Wednesday, June 15, 2011

Answer the call

What is a "calling?"
We often hear this term for a call to religious life but there are different callings and I think we all have them. When an ambulance occasionally rolls past my house my dog will howl. He starts low and quiet, deep in his throat, mouth closed, as he hears it in the distance. By the time it passes by he has to let go, head back, mouth open, full voice. It's almost like he tries not to but he can't help himself. I imagine it comes from deep inside him, from a time gone by when his ancestors ran in packs, he tries to resist but in the end he must answer the call of the wild.
People are like that also. We hear our callings. We may resist, but when we do we feel the conflict inside.
Sometimes, like today, a thought will enter my head. It starts small and I try to put it aside and fall back to sleep. Sometimes that works, but most of the time it just gets stronger and I know that unless I get up and write it down I will not sleep. So I start to write and the words just flow. Not that it will be a great piece of literature, any more than my dog's howl will be an opera. That's not the purpose, and I think that's the point, a calling, through it often does serve a purpose, doesn't need to.
Have you ever been in an activity and had time slow down? Had hours pass by in the blink of an eye? Have you ever had the feeling that you don't need to think of the next step, that your mind is a few steps ahead of you and everything flows, effortlessly?
Watch a great athlete when they're "in the zone", no one can stop them. At that moment they are doing exactly what they were meant to be doing, at least at that moment in time, they are answering their calling. It may or may not serve some greater purpose, that is not the reason behind it. It is simply that person answering their call.
We all have calls, many of them. Answering it gives us fulfillment, what Maslow called self actualization. Writers feel it, artists feel it, athletes feel it, we all do. At times it can border on compulsion. Have you ever been working on a hobby and lost track of time? Have you been so involved at work your mind and hands work in synchronization without effort? Have you tried to get away from a sport, maybe to rest an injury, and felt uneasy and just need to return? I know nurses who left the bedside, because they were burnt out, only to return, because "I had to." I know activists and organizers who worked untold hours for their cause, because "they had to."
When we answer our call logic is not important. It's a feeling thing, not a thinking thing.

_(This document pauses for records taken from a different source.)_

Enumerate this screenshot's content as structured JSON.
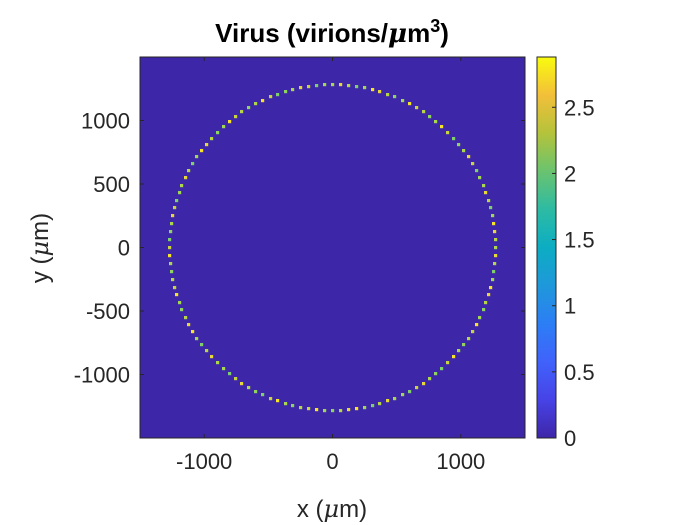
{
  "chart_data": {
    "type": "heatmap",
    "title": "Virus (virions/μm³)",
    "title_parts": {
      "before": "Virus (virions/",
      "mu": "μ",
      "unit": "m",
      "sup": "3",
      "after": ")"
    },
    "xlabel": "x (μm)",
    "xlabel_parts": {
      "before": "x (",
      "mu": "μ",
      "after": "m)"
    },
    "ylabel": "y (μm)",
    "ylabel_parts": {
      "before": "y (",
      "mu": "μ",
      "after": "m)"
    },
    "xlim": [
      -1500,
      1500
    ],
    "ylim": [
      -1500,
      1500
    ],
    "x_ticks": [
      -1000,
      0,
      1000
    ],
    "x_tick_labels": [
      "-1000",
      "0",
      "1000"
    ],
    "y_ticks": [
      -1000,
      -500,
      0,
      500,
      1000
    ],
    "y_tick_labels": [
      "-1000",
      "-500",
      "0",
      "500",
      "1000"
    ],
    "colorbar": {
      "range": [
        0,
        2.88
      ],
      "ticks": [
        0,
        0.5,
        1,
        1.5,
        2,
        2.5
      ],
      "tick_labels": [
        "0",
        "0.5",
        "1",
        "1.5",
        "2",
        "2.5"
      ],
      "colormap": "parula"
    },
    "grid": false,
    "background_value": 0,
    "ring": {
      "center": [
        0,
        0
      ],
      "radius": 1270,
      "typical_value": 2.0,
      "peak_value": 2.8
    }
  },
  "colors": {
    "background_low": "#3e26a8",
    "ring_typical": "#a9d84e",
    "ring_peak": "#f5e427",
    "axis": "#262626"
  }
}
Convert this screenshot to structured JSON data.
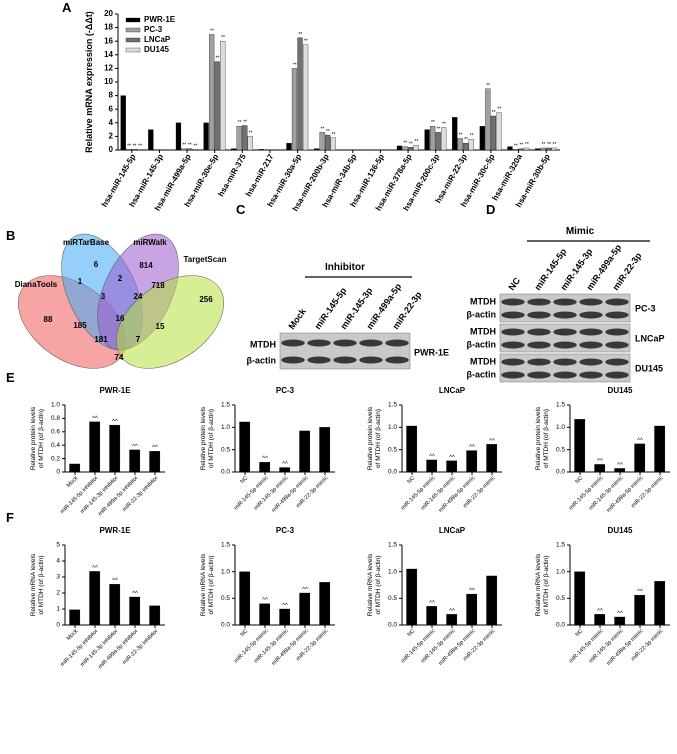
{
  "panel_labels": [
    "A",
    "B",
    "C",
    "D",
    "E",
    "F"
  ],
  "chart_data": [
    {
      "type": "bar",
      "ylabel": "Relative mRNA expression (-ΔΔt)",
      "legend": "upper-left",
      "categories": [
        "hsa-miR-145-5p",
        "hsa-miR-145-3p",
        "hsa-miR-499a-5p",
        "hsa-miR-30e-5p",
        "hsa-miR-375",
        "hsa-miR-217",
        "hsa-miR-30a-5p",
        "hsa-miR-200b-3p",
        "hsa-miR-34b-5p",
        "hsa-miR-136-5p",
        "hsa-miR-378a-5p",
        "hsa-miR-200c-3p",
        "hsa-miR-22-3p",
        "hsa-miR-30c-5p",
        "hsa-miR-320a",
        "hsa-miR-30b-5p"
      ],
      "ylim": [
        0,
        20
      ],
      "yticks": [
        0,
        2,
        4,
        6,
        8,
        10,
        12,
        14,
        16,
        18,
        20
      ],
      "series": [
        {
          "name": "PWR-1E",
          "color": "#000000",
          "values": [
            8,
            3,
            4,
            4,
            0.2,
            0.1,
            1,
            0.2,
            0,
            0,
            0.6,
            3,
            4.8,
            3.5,
            0.5,
            0.2
          ]
        },
        {
          "name": "PC-3",
          "color": "#a0a0a0",
          "values": [
            0.1,
            0,
            0.2,
            17,
            3.5,
            0,
            12,
            2.6,
            0,
            0,
            0.5,
            3.5,
            1.7,
            9,
            0.1,
            0.3
          ],
          "annotations": [
            "**",
            null,
            "**",
            "**",
            "**",
            null,
            "**",
            "**",
            null,
            null,
            "**",
            "**",
            "**",
            "**",
            "**",
            "**"
          ]
        },
        {
          "name": "LNCaP",
          "color": "#707070",
          "values": [
            0.1,
            0,
            0.2,
            13,
            3.6,
            0,
            16.5,
            2.2,
            0,
            0,
            0.4,
            2.6,
            1,
            5,
            0.2,
            0.3
          ],
          "annotations": [
            "**",
            null,
            "**",
            "**",
            "**",
            null,
            "**",
            "**",
            null,
            null,
            "**",
            "**",
            "**",
            "**",
            "**",
            "**"
          ]
        },
        {
          "name": "DU145",
          "color": "#dcdcdc",
          "values": [
            0.1,
            0,
            0.1,
            16,
            2,
            0,
            15.5,
            1.8,
            0,
            0,
            0.7,
            3.3,
            1.6,
            5.5,
            0.3,
            0.3
          ],
          "annotations": [
            "**",
            null,
            "**",
            "**",
            "**",
            null,
            "**",
            "**",
            null,
            null,
            "**",
            "**",
            "**",
            "**",
            "**",
            "**"
          ]
        }
      ]
    },
    {
      "type": "bar",
      "title": "PWR-1E",
      "ylabel": [
        "Relative protein levels",
        "of MTDH (of β-actin)"
      ],
      "categories": [
        "Mock",
        "miR-145-5p inhibitor",
        "miR-145-3p inhibitor",
        "miR-499a-5p inhibitor",
        "miR-22-3p inhibitor"
      ],
      "values": [
        0.12,
        0.75,
        0.7,
        0.33,
        0.31
      ],
      "annotations": [
        null,
        "^^",
        "^^",
        "^^",
        "^^"
      ],
      "color": "#000000",
      "ylim": [
        0,
        1
      ],
      "yticks": [
        0,
        0.2,
        0.4,
        0.6,
        0.8,
        {
          "value": 1,
          "label": "1.0"
        }
      ]
    },
    {
      "type": "bar",
      "title": "PC-3",
      "ylabel": [
        "Relative protein levels",
        "of MTDH (of β-actin)"
      ],
      "categories": [
        "NC",
        "miR-145-5p mimic",
        "miR-145-3p mimic",
        "miR-499a-5p mimic",
        "miR-22-3p mimic"
      ],
      "values": [
        1.12,
        0.22,
        0.1,
        0.92,
        1.0
      ],
      "annotations": [
        null,
        "^^",
        "^^",
        null,
        null
      ],
      "color": "#000000",
      "ylim": [
        0,
        1.5
      ],
      "yticks": [
        {
          "value": 0,
          "label": "0.0"
        },
        0.5,
        {
          "value": 1,
          "label": "1.0"
        },
        1.5
      ]
    },
    {
      "type": "bar",
      "title": "LNCaP",
      "ylabel": [
        "Relative protein levels",
        "of MTDH (of β-actin)"
      ],
      "categories": [
        "NC",
        "miR-145-5p mimic",
        "miR-145-3p mimic",
        "miR-499a-5p mimic",
        "miR-22-3p mimic"
      ],
      "values": [
        1.03,
        0.27,
        0.25,
        0.48,
        0.62
      ],
      "annotations": [
        null,
        "^^",
        "^^",
        "^^",
        "^^"
      ],
      "color": "#000000",
      "ylim": [
        0,
        1.5
      ],
      "yticks": [
        {
          "value": 0,
          "label": "0.0"
        },
        0.5,
        {
          "value": 1,
          "label": "1.0"
        },
        1.5
      ]
    },
    {
      "type": "bar",
      "title": "DU145",
      "ylabel": [
        "Relative protein levels",
        "of MTDH (of β-actin)"
      ],
      "categories": [
        "NC",
        "miR-145-5p mimic",
        "miR-145-3p mimic",
        "miR-499a-5p mimic",
        "miR-22-3p mimic"
      ],
      "values": [
        1.18,
        0.17,
        0.08,
        0.63,
        1.03
      ],
      "annotations": [
        null,
        "^^",
        "^^",
        "^^",
        null
      ],
      "color": "#000000",
      "ylim": [
        0,
        1.5
      ],
      "yticks": [
        {
          "value": 0,
          "label": "0.0"
        },
        0.5,
        {
          "value": 1,
          "label": "1.0"
        },
        1.5
      ]
    },
    {
      "type": "bar",
      "title": "PWR-1E",
      "ylabel": [
        "Relative mRNA levels",
        "of MTDH (of β-actin)"
      ],
      "categories": [
        "Mock",
        "miR-145-5p inhibitor",
        "miR-145-3p inhibitor",
        "miR-499a-5p inhibitor",
        "miR-22-3p inhibitor"
      ],
      "values": [
        0.95,
        3.35,
        2.55,
        1.75,
        1.2
      ],
      "annotations": [
        null,
        "^^",
        "^^",
        "^^",
        null
      ],
      "color": "#000000",
      "ylim": [
        0,
        5
      ],
      "yticks": [
        0,
        1,
        2,
        3,
        4,
        5
      ]
    },
    {
      "type": "bar",
      "title": "PC-3",
      "ylabel": [
        "Relative mRNA levels",
        "of MTDH (of β-actin)"
      ],
      "categories": [
        "NC",
        "miR-145-5p mimic",
        "miR-145-3p mimic",
        "miR-499a-5p mimic",
        "miR-22-3p mimic"
      ],
      "values": [
        1.0,
        0.4,
        0.3,
        0.6,
        0.8
      ],
      "annotations": [
        null,
        "^^",
        "^^",
        "^^",
        null
      ],
      "color": "#000000",
      "ylim": [
        0,
        1.5
      ],
      "yticks": [
        {
          "value": 0,
          "label": "0.0"
        },
        0.5,
        {
          "value": 1,
          "label": "1.0"
        },
        1.5
      ]
    },
    {
      "type": "bar",
      "title": "LNCaP",
      "ylabel": [
        "Relative mRNA levels",
        "of MTDH (of β-actin)"
      ],
      "categories": [
        "NC",
        "miR-145-5p mimic",
        "miR-145-3p mimic",
        "miR-499a-5p mimic",
        "miR-22-3p mimic"
      ],
      "values": [
        1.05,
        0.35,
        0.2,
        0.58,
        0.92
      ],
      "annotations": [
        null,
        "^^",
        "^^",
        "^^",
        null
      ],
      "color": "#000000",
      "ylim": [
        0,
        1.5
      ],
      "yticks": [
        {
          "value": 0,
          "label": "0.0"
        },
        0.5,
        {
          "value": 1,
          "label": "1.0"
        },
        1.5
      ]
    },
    {
      "type": "bar",
      "title": "DU145",
      "ylabel": [
        "Relative mRNA levels",
        "of MTDH (of β-actin)"
      ],
      "categories": [
        "NC",
        "miR-145-5p mimic",
        "miR-145-3p mimic",
        "miR-499a-5p mimic",
        "miR-22-3p mimic"
      ],
      "values": [
        1.0,
        0.2,
        0.15,
        0.56,
        0.82
      ],
      "annotations": [
        null,
        "^^",
        "^^",
        "^^",
        null
      ],
      "color": "#000000",
      "ylim": [
        0,
        1.5
      ],
      "yticks": [
        {
          "value": 0,
          "label": "0.0"
        },
        0.5,
        {
          "value": 1,
          "label": "1.0"
        },
        1.5
      ]
    }
  ],
  "venn": {
    "sets": [
      {
        "name": "DianaTools",
        "color": "#ef5a5a"
      },
      {
        "name": "miRTarBase",
        "color": "#3fa9f5"
      },
      {
        "name": "miRWalk",
        "color": "#9b59d0"
      },
      {
        "name": "TargetScan",
        "color": "#b8e03c"
      }
    ],
    "regions": [
      88,
      6,
      814,
      256,
      1,
      2,
      718,
      3,
      24,
      185,
      16,
      15,
      181,
      7,
      74
    ]
  },
  "blot_c": {
    "title": "Inhibitor",
    "lanes": [
      "Mock",
      "miR-145-5p",
      "miR-145-3p",
      "miR-499a-5p",
      "miR-22-3p"
    ],
    "rows": [
      "MTDH",
      "β-actin"
    ],
    "cell_line": "PWR-1E"
  },
  "blot_d": {
    "title": "Mimic",
    "lanes": [
      "NC",
      "miR-145-5p",
      "miR-145-3p",
      "miR-499a-5p",
      "miR-22-3p"
    ],
    "panels": [
      {
        "rows": [
          "MTDH",
          "β-actin"
        ],
        "cell_line": "PC-3"
      },
      {
        "rows": [
          "MTDH",
          "β-actin"
        ],
        "cell_line": "LNCaP"
      },
      {
        "rows": [
          "MTDH",
          "β-actin"
        ],
        "cell_line": "DU145"
      }
    ]
  }
}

My friend Jim is answering a different kind of call. He is going to Afghanistan. Until about a year ago, he worked in our ER. He joined the navy and will go in August to a war zone. He is not a soldier, he is a nurse. He goes to save lives but to do so he will need to put his own life at risk. I do not fully understand his motivation, I don't think I'm supposed to. I do know what that urge feels like, that pull, and I respect him for having the courage to answer his personal call and the call of our nation. There are so many like Jim, men and women who are serving or have served, God bless you all, and please, stay safe.